Earnings and Sales Growth: Over the last twelve months, earnings declined -8.7%, while sales increased 3.31%. In the last quarter, earnings declined -6.67%, while sales managed to increase by 1.6%. The company’s margin profile is healthy; over the last twelve months, Net Income was 9.65%, and declined only slightly to 9.41% in the most recent quarter.
Free Cash Flow: HRL’s free cash flow was a little over $761 million over the past twelve months and translates to a modest Free Cash Flow Yield of 2.9%. It should be noted that Free Cash Flow was about $863 million a year ago – which means this important measurement has declined over the last year, but also improved from $619.5 million in the last quarter.
Dividend Yield: HRL’s dividend is $.93 per share, and translates to a yield of 1.91% at its current price. It is also noteworthy that HRL has increased their dividend; it was $.84 per share on an annualized basis as recently as October of last year.

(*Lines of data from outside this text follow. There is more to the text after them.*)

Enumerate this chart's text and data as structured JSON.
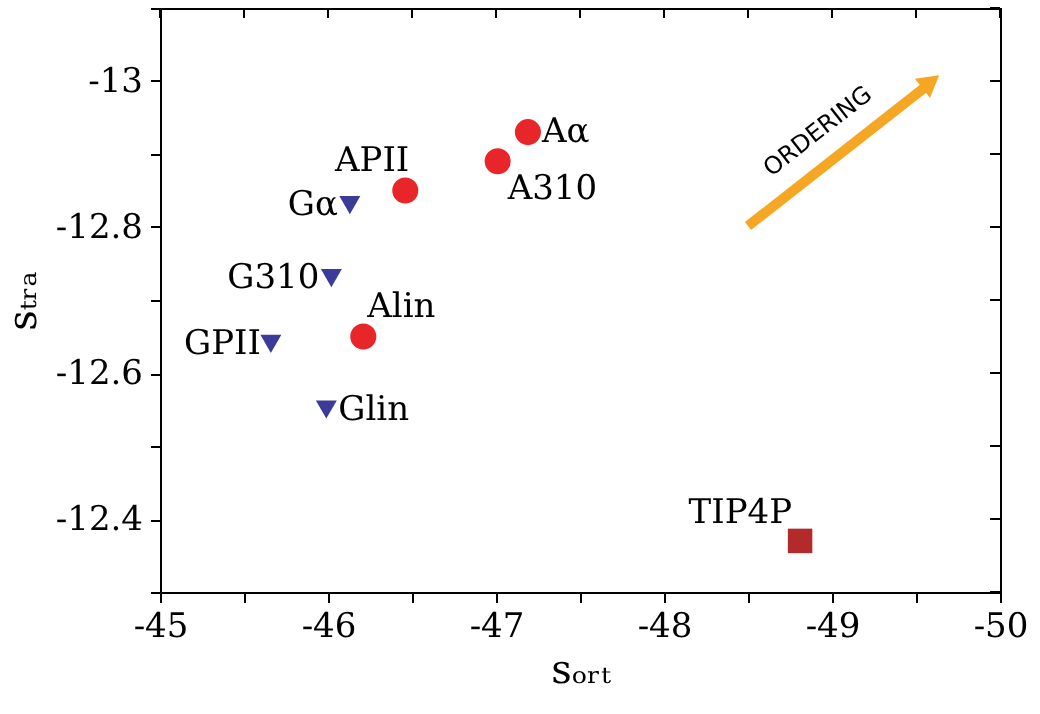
{
  "chart_data": {
    "type": "scatter",
    "xlabel": "sₒᵣₜ",
    "ylabel": "sₜᵣₐ",
    "xlim": [
      -45,
      -50
    ],
    "ylim": [
      -12.3,
      -13.1
    ],
    "xticks": [
      -45,
      {
        "value": -45.5,
        "label": null
      },
      -46,
      {
        "value": -46.5,
        "label": null
      },
      -47,
      {
        "value": -47.5,
        "label": null
      },
      -48,
      {
        "value": -48.5,
        "label": null
      },
      -49,
      {
        "value": -49.5,
        "label": null
      },
      -50
    ],
    "yticks": [
      {
        "value": -13.1,
        "label": null
      },
      -13,
      {
        "value": -12.9,
        "label": null
      },
      -12.8,
      {
        "value": -12.7,
        "label": null
      },
      -12.6,
      {
        "value": -12.5,
        "label": null
      },
      -12.4,
      {
        "value": -12.3,
        "label": null
      }
    ],
    "grid": false,
    "series": [
      {
        "color": "#e8262a",
        "marker": "circle",
        "x": [
          -47.19,
          -47.01,
          -46.46,
          -46.21
        ],
        "values": [
          -12.93,
          -12.89,
          -12.85,
          -12.65
        ]
      },
      {
        "color": "#3b3b9a",
        "marker": "triangle",
        "x": [
          -46.13,
          -46.02,
          -45.66,
          -45.99
        ],
        "values": [
          -12.83,
          -12.73,
          -12.64,
          -12.55
        ]
      },
      {
        "color": "#b22a2a",
        "marker": "square",
        "x": [
          -48.81
        ],
        "values": [
          -12.37
        ]
      }
    ],
    "annotations": [
      {
        "text": "Aα",
        "x": -47.19,
        "y": -12.93
      },
      {
        "text": "A310",
        "x": -47.01,
        "y": -12.89
      },
      {
        "text": "APII",
        "x": -46.46,
        "y": -12.85
      },
      {
        "text": "Alin",
        "x": -46.21,
        "y": -12.65
      },
      {
        "text": "Gα",
        "x": -46.13,
        "y": -12.83
      },
      {
        "text": "G310",
        "x": -46.02,
        "y": -12.73
      },
      {
        "text": "GPII",
        "x": -45.66,
        "y": -12.64
      },
      {
        "text": "Glin",
        "x": -45.99,
        "y": -12.55
      },
      {
        "text": "TIP4P",
        "x": -48.81,
        "y": -12.37
      },
      "ORDERING"
    ]
  }
}
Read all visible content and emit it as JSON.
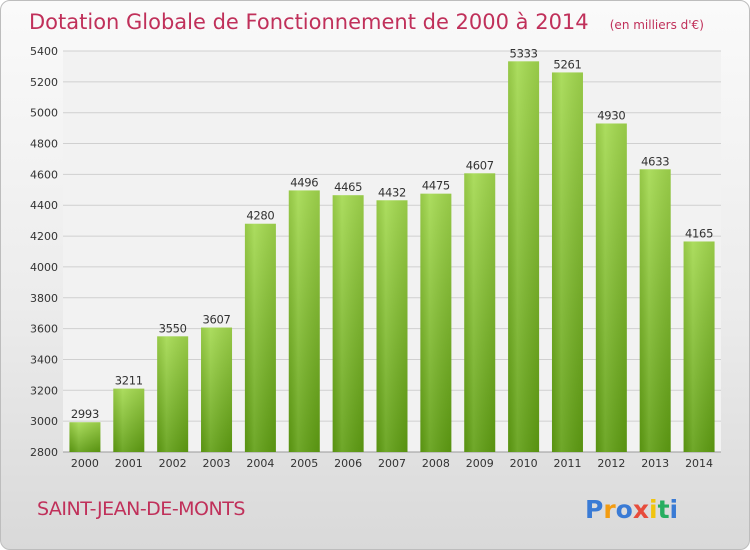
{
  "chart_data": {
    "type": "bar",
    "title": "Dotation Globale de Fonctionnement de 2000 à 2014",
    "subtitle": "(en milliers d'€)",
    "categories": [
      "2000",
      "2001",
      "2002",
      "2003",
      "2004",
      "2005",
      "2006",
      "2007",
      "2008",
      "2009",
      "2010",
      "2011",
      "2012",
      "2013",
      "2014"
    ],
    "values": [
      2993,
      3211,
      3550,
      3607,
      4280,
      4496,
      4465,
      4432,
      4475,
      4607,
      5333,
      5261,
      4930,
      4633,
      4165
    ],
    "ylim": [
      2800,
      5400
    ],
    "yticks": [
      2800,
      3000,
      3200,
      3400,
      3600,
      3800,
      4000,
      4200,
      4400,
      4600,
      4800,
      5000,
      5200,
      5400
    ],
    "grid": true,
    "bar_color": "#7cbf2f"
  },
  "footer": {
    "city": "SAINT-JEAN-DE-MONTS",
    "logo": "Proxiti"
  }
}
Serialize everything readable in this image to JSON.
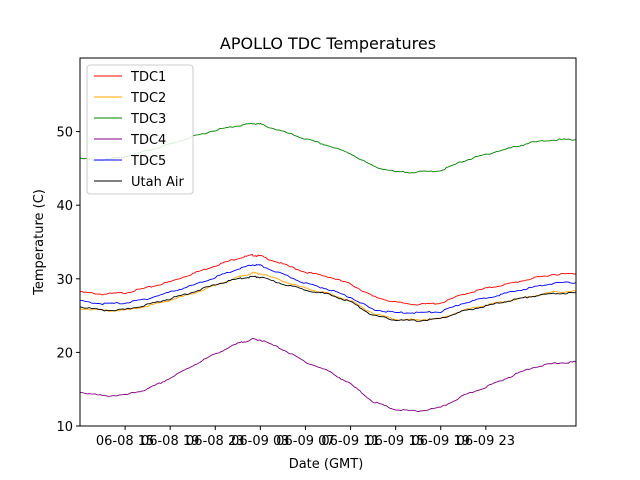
{
  "chart_data": {
    "type": "line",
    "title": "APOLLO TDC Temperatures",
    "xlabel": "Date (GMT)",
    "ylabel": "Temperature (C)",
    "xlim": [
      0,
      44
    ],
    "ylim": [
      10,
      60
    ],
    "x_unit": "hours since 06-08 11:00 GMT",
    "x_ticks": [
      {
        "x": 4,
        "label": "06-08 15"
      },
      {
        "x": 8,
        "label": "06-08 19"
      },
      {
        "x": 12,
        "label": "06-08 23"
      },
      {
        "x": 16,
        "label": "06-09 03"
      },
      {
        "x": 20,
        "label": "06-09 07"
      },
      {
        "x": 24,
        "label": "06-09 11"
      },
      {
        "x": 28,
        "label": "06-09 15"
      },
      {
        "x": 32,
        "label": "06-09 19"
      },
      {
        "x": 36,
        "label": "06-09 23"
      }
    ],
    "y_ticks": [
      10,
      20,
      30,
      40,
      50
    ],
    "legend_position": "upper-left",
    "x": [
      0,
      2,
      4,
      6,
      8,
      10,
      12,
      14,
      15.3,
      16,
      18,
      20,
      22,
      24,
      26,
      28,
      30,
      32,
      34,
      36,
      38,
      40,
      42,
      44
    ],
    "series": [
      {
        "name": "TDC1",
        "color": "#ff0000",
        "values": [
          28.2,
          27.9,
          28.1,
          28.8,
          29.6,
          30.7,
          31.8,
          32.8,
          33.2,
          33.1,
          32.0,
          30.9,
          30.3,
          29.3,
          27.6,
          26.8,
          26.5,
          26.7,
          27.9,
          28.7,
          29.3,
          30.0,
          30.6,
          30.7
        ]
      },
      {
        "name": "TDC2",
        "color": "#ffa500",
        "values": [
          26.0,
          25.7,
          25.7,
          26.3,
          27.1,
          28.0,
          29.1,
          30.2,
          30.8,
          30.7,
          29.7,
          28.7,
          28.0,
          27.0,
          25.3,
          24.5,
          24.4,
          24.6,
          25.7,
          26.4,
          27.0,
          27.6,
          28.2,
          28.3
        ]
      },
      {
        "name": "TDC3",
        "color": "#008000",
        "values": [
          46.3,
          46.1,
          46.6,
          47.4,
          48.3,
          49.3,
          50.2,
          50.8,
          51.1,
          51.0,
          50.0,
          49.0,
          48.1,
          47.0,
          45.3,
          44.5,
          44.5,
          44.7,
          46.0,
          46.9,
          47.7,
          48.5,
          48.9,
          48.9
        ]
      },
      {
        "name": "TDC4",
        "color": "#800080",
        "values": [
          14.6,
          14.1,
          14.2,
          15.0,
          16.5,
          18.2,
          19.8,
          21.2,
          21.8,
          21.7,
          20.4,
          18.7,
          17.5,
          15.7,
          13.3,
          12.2,
          12.0,
          12.5,
          14.1,
          15.3,
          16.6,
          17.9,
          18.5,
          18.7
        ]
      },
      {
        "name": "TDC5",
        "color": "#0000ff",
        "values": [
          27.0,
          26.6,
          26.7,
          27.3,
          28.2,
          29.1,
          30.2,
          31.3,
          31.9,
          31.8,
          30.6,
          29.4,
          28.6,
          27.5,
          25.8,
          25.4,
          25.4,
          25.5,
          26.7,
          27.4,
          28.1,
          28.8,
          29.4,
          29.5
        ]
      },
      {
        "name": "Utah Air",
        "color": "#000000",
        "values": [
          26.2,
          25.7,
          25.8,
          26.5,
          27.3,
          28.2,
          29.2,
          30.0,
          30.3,
          30.2,
          29.3,
          28.5,
          27.9,
          26.9,
          25.0,
          24.4,
          24.3,
          24.6,
          25.6,
          26.3,
          27.0,
          27.6,
          28.0,
          28.1
        ]
      }
    ]
  }
}
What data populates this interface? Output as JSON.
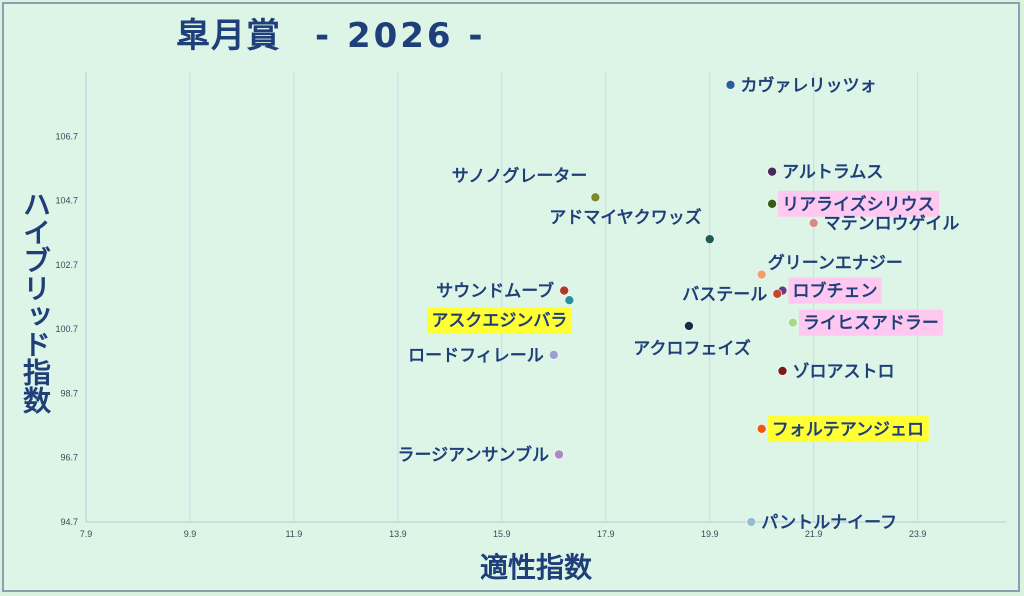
{
  "chart_data": {
    "type": "scatter",
    "title": "皐月賞",
    "subtitle": "- 2026 -",
    "xlabel": "適性指数",
    "ylabel": "ハイブリッド指数",
    "xlim": [
      7.9,
      25.6
    ],
    "ylim": [
      94.7,
      108.7
    ],
    "xticks": [
      "7.9",
      "9.9",
      "11.9",
      "13.9",
      "15.9",
      "17.9",
      "19.9",
      "21.9",
      "23.9"
    ],
    "yticks": [
      "94.7",
      "96.7",
      "98.7",
      "100.7",
      "102.7",
      "104.7",
      "106.7"
    ],
    "grid": true,
    "colors": {
      "background": "#ddf5e6",
      "grid": "#c8d8ec",
      "text": "#1f3f7a",
      "highlight_yellow": "#ffff33",
      "highlight_pink": "#ffc8f0"
    },
    "points": [
      {
        "name": "カヴァレリッツォ",
        "x": 20.3,
        "y": 108.3,
        "color": "#2a5da0",
        "side": "right",
        "highlight": ""
      },
      {
        "name": "アルトラムス",
        "x": 21.1,
        "y": 105.6,
        "color": "#4a2a5a",
        "side": "right",
        "highlight": ""
      },
      {
        "name": "サノノグレーター",
        "x": 17.7,
        "y": 104.8,
        "color": "#7a8a2a",
        "side": "top-left",
        "highlight": ""
      },
      {
        "name": "リアライズシリウス",
        "x": 21.1,
        "y": 104.6,
        "color": "#3a5a1a",
        "side": "right",
        "highlight": "pink"
      },
      {
        "name": "マテンロウゲイル",
        "x": 21.9,
        "y": 104.0,
        "color": "#d88a8a",
        "side": "right",
        "highlight": ""
      },
      {
        "name": "アドマイヤクワッズ",
        "x": 19.9,
        "y": 103.5,
        "color": "#1f5a55",
        "side": "top-left",
        "highlight": ""
      },
      {
        "name": "グリーンエナジー",
        "x": 20.9,
        "y": 102.4,
        "color": "#f0a070",
        "side": "top-right",
        "highlight": ""
      },
      {
        "name": "サウンドムーブ",
        "x": 17.1,
        "y": 101.9,
        "color": "#b03a2a",
        "side": "left",
        "highlight": ""
      },
      {
        "name": "ロブチェン",
        "x": 21.3,
        "y": 101.9,
        "color": "#6a3a8a",
        "side": "right",
        "highlight": "pink"
      },
      {
        "name": "バステール",
        "x": 21.2,
        "y": 101.8,
        "color": "#c04a2a",
        "side": "left",
        "highlight": ""
      },
      {
        "name": "",
        "x": 17.2,
        "y": 101.6,
        "color": "#2a90a0",
        "side": "none",
        "highlight": ""
      },
      {
        "name": "アスクエジンバラ",
        "x": 17.2,
        "y": 101.6,
        "color": "#2a90a0",
        "side": "label-only",
        "highlight": "yellow"
      },
      {
        "name": "ライヒスアドラー",
        "x": 21.5,
        "y": 100.9,
        "color": "#a8d890",
        "side": "right",
        "highlight": "pink"
      },
      {
        "name": "アクロフェイズ",
        "x": 19.5,
        "y": 100.8,
        "color": "#1a2a4a",
        "side": "bottom-left",
        "highlight": ""
      },
      {
        "name": "ロードフィレール",
        "x": 16.9,
        "y": 99.9,
        "color": "#a0a0d0",
        "side": "left",
        "highlight": ""
      },
      {
        "name": "ゾロアストロ",
        "x": 21.3,
        "y": 99.4,
        "color": "#7a1a1a",
        "side": "right",
        "highlight": ""
      },
      {
        "name": "フォルテアンジェロ",
        "x": 20.9,
        "y": 97.6,
        "color": "#e85a10",
        "side": "right",
        "highlight": "yellow"
      },
      {
        "name": "ラージアンサンブル",
        "x": 17.0,
        "y": 96.8,
        "color": "#b088c0",
        "side": "left",
        "highlight": ""
      },
      {
        "name": "パントルナイーフ",
        "x": 20.7,
        "y": 94.7,
        "color": "#90c0d0",
        "side": "right",
        "highlight": ""
      }
    ]
  }
}
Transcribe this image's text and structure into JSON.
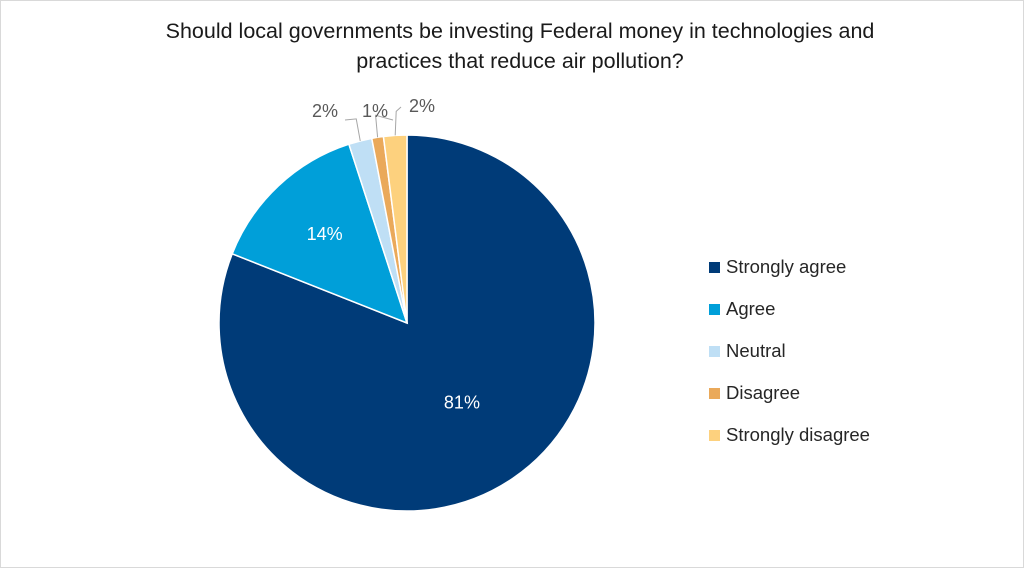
{
  "chart_data": {
    "type": "pie",
    "title_lines": [
      "Should local governments be investing Federal money in technologies and",
      "practices that reduce air pollution?"
    ],
    "categories": [
      "Strongly agree",
      "Agree",
      "Neutral",
      "Disagree",
      "Strongly disagree"
    ],
    "values": [
      81,
      14,
      2,
      1,
      2
    ],
    "data_labels": [
      "81%",
      "14%",
      "2%",
      "1%",
      "2%"
    ],
    "colors": [
      "#003b78",
      "#009fd9",
      "#bfdff5",
      "#eaa95a",
      "#fdd17e"
    ],
    "legend_position": "right"
  }
}
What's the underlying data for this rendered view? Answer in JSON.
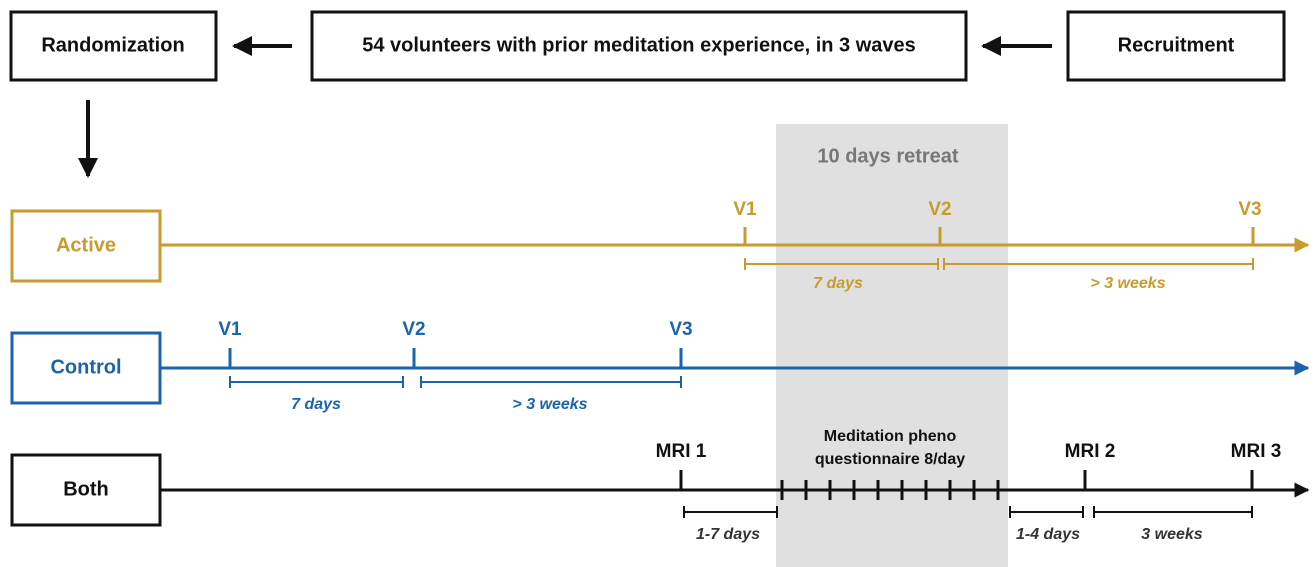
{
  "flow": {
    "randomization": "Randomization",
    "volunteers": "54 volunteers with prior meditation experience, in 3 waves",
    "recruitment": "Recruitment"
  },
  "retreat": "10 days retreat",
  "active": {
    "label": "Active",
    "visits": [
      "V1",
      "V2",
      "V3"
    ],
    "intervals": [
      "7 days",
      "> 3 weeks"
    ]
  },
  "control": {
    "label": "Control",
    "visits": [
      "V1",
      "V2",
      "V3"
    ],
    "intervals": [
      "7 days",
      "> 3 weeks"
    ]
  },
  "both": {
    "label": "Both",
    "scans": [
      "MRI 1",
      "MRI 2",
      "MRI 3"
    ],
    "questionnaire": [
      "Meditation pheno",
      "questionnaire 8/day"
    ],
    "intervals": [
      "1-7 days",
      "1-4 days",
      "3 weeks"
    ]
  }
}
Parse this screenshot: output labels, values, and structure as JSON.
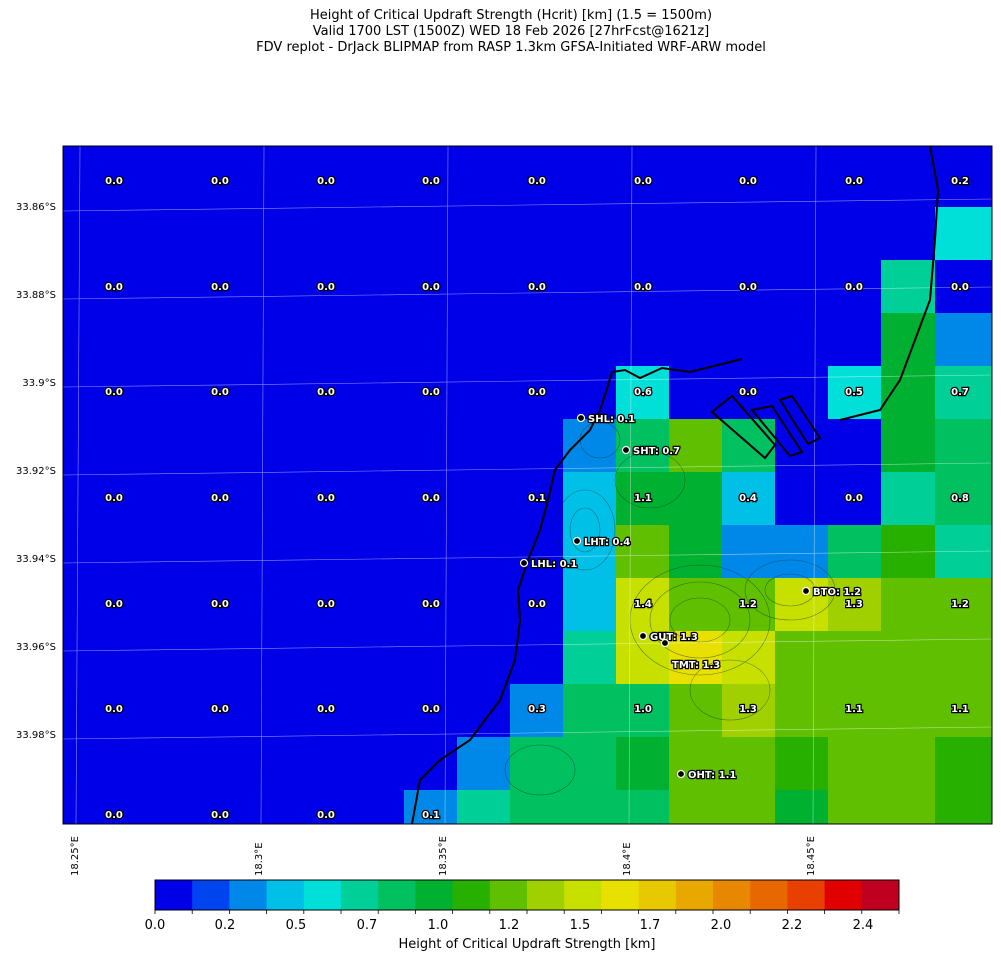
{
  "title": {
    "line1": "Height of Critical Updraft Strength (Hcrit) [km] (1.5 = 1500m)",
    "line2": "Valid 1700 LST (1500Z) WED 18 Feb 2026 [27hrFcst@1621z]",
    "line3": "FDV replot - DrJack BLIPMAP from RASP 1.3km GFSA-Initiated WRF-ARW model"
  },
  "lat_labels": [
    "33.86°S",
    "33.88°S",
    "33.9°S",
    "33.92°S",
    "33.94°S",
    "33.96°S",
    "33.98°S"
  ],
  "lon_labels": [
    "18.25°E",
    "18.3°E",
    "18.35°E",
    "18.4°E",
    "18.45°E"
  ],
  "value_grid": [
    [
      "0.0",
      "0.0",
      "0.0",
      "0.0",
      "0.0",
      "0.0",
      "0.0",
      "0.0",
      "0.2"
    ],
    [
      "0.0",
      "0.0",
      "0.0",
      "0.0",
      "0.0",
      "0.0",
      "0.0",
      "0.0",
      "0.0"
    ],
    [
      "0.0",
      "0.0",
      "0.0",
      "0.0",
      "0.0",
      "0.6",
      "0.0",
      "0.5",
      "0.7"
    ],
    [
      "0.0",
      "0.0",
      "0.0",
      "0.0",
      "0.1",
      "1.1",
      "0.4",
      "0.0",
      "0.8"
    ],
    [
      "0.0",
      "0.0",
      "0.0",
      "0.0",
      "0.0",
      "1.4",
      "1.2",
      "1.3",
      "1.2"
    ],
    [
      "0.0",
      "0.0",
      "0.0",
      "0.0",
      "0.3",
      "1.0",
      "1.3",
      "1.1",
      "1.1"
    ],
    [
      "0.0",
      "0.0",
      "0.0",
      "0.1",
      "",
      "",
      "",
      "",
      ""
    ]
  ],
  "stations": [
    {
      "name": "SHL: 0.1",
      "value": 0.1
    },
    {
      "name": "SHT: 0.7",
      "value": 0.7
    },
    {
      "name": "LHT: 0.4",
      "value": 0.4
    },
    {
      "name": "LHL: 0.1",
      "value": 0.1
    },
    {
      "name": "BTO: 1.2",
      "value": 1.2
    },
    {
      "name": "GUT: 1.3",
      "value": 1.3
    },
    {
      "name": "TMT: 1.3",
      "value": 1.3
    },
    {
      "name": "OHT: 1.1",
      "value": 1.1
    }
  ],
  "colorbar": {
    "title": "Height of Critical Updraft Strength [km]",
    "tick_labels": [
      "0.0",
      "0.2",
      "0.5",
      "0.7",
      "1.0",
      "1.2",
      "1.5",
      "1.7",
      "2.0",
      "2.2",
      "2.4"
    ],
    "colors": [
      "#0000e8",
      "#0044f0",
      "#0088e8",
      "#00c0e8",
      "#00e0d8",
      "#00d098",
      "#00c060",
      "#00b030",
      "#28b000",
      "#60c000",
      "#a0d000",
      "#c8e000",
      "#e8e000",
      "#e8c800",
      "#e8a800",
      "#e88800",
      "#e86800",
      "#e84000",
      "#e00000",
      "#c00020"
    ]
  }
}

Debt to Equity: HRL has a debt/equity ratio of .01. This is a very low number that is clearly representative of the company’s conservative use of leverage and its approach to debt management. In the last quarter, HRL’s balance sheet showed a little over $623 million in cash and liquid assets against $445 million in long-term debt.
Price/Book Ratio: there are a lot of ways to measure how much a stock should be worth; but I like to work with a combination of Price/Book and Price/Cash Flow analysis. Together, these measurements provide a long-term, fair value target around $37 per share. That means the stock is overvalued right now, with -24% downside from its current price.
Here’s a look at the stock’s latest technical chart.
Current Price Action/Trends and Pivots: This chart traces the stock’s movement over the last two years. The diagonal red line traces the stock’s upward trend from July 2018 to its peak, which the stock hit in March at around $5. It also acts as the baseline for the Fibonacci retracement lines shown on the right side of the chart. The stock dropped from a peak around $46 in February with the rest of the market, but then rallied sharply by mid-April to its latest peak at around $50. Over the last month, the stock has settled into a consolidation range, with resistance at around $49 and support tightening to about $47 per share. A push above $49 could give the stock room to test its peak around $51, but the truth is that HRL would need to break above that high to really provide a reasonable, momentum-based forecast of any additional upside; until then, upside on the stock is likely to remain limited. A drop below $47, on the other hand could see the stock test next support around $45, near to the 38.2% retracement line, with additional downside to the 50% line at around $43.50 if bearish momentum picks up.
Near-term Keys: HRL’s fundamentals are solid, especially considering the challenging conditions just about every sector in the market has had to deal with for the last few months, but the stock’s big bullish move in the last two years means that there really isn’t a good value-based case to make for this stock right now. If you want to work with this stock, it may be more appropriate to focus on short-term strategies. If bullish momentum continues, and the stock pushes above $49, you could consider buying the stock or working with call options, with a top-end profit target at $51. A drop below $47 could act as a signal to consider shorting the stock or to work with put options with a target price between $45 and $43.50.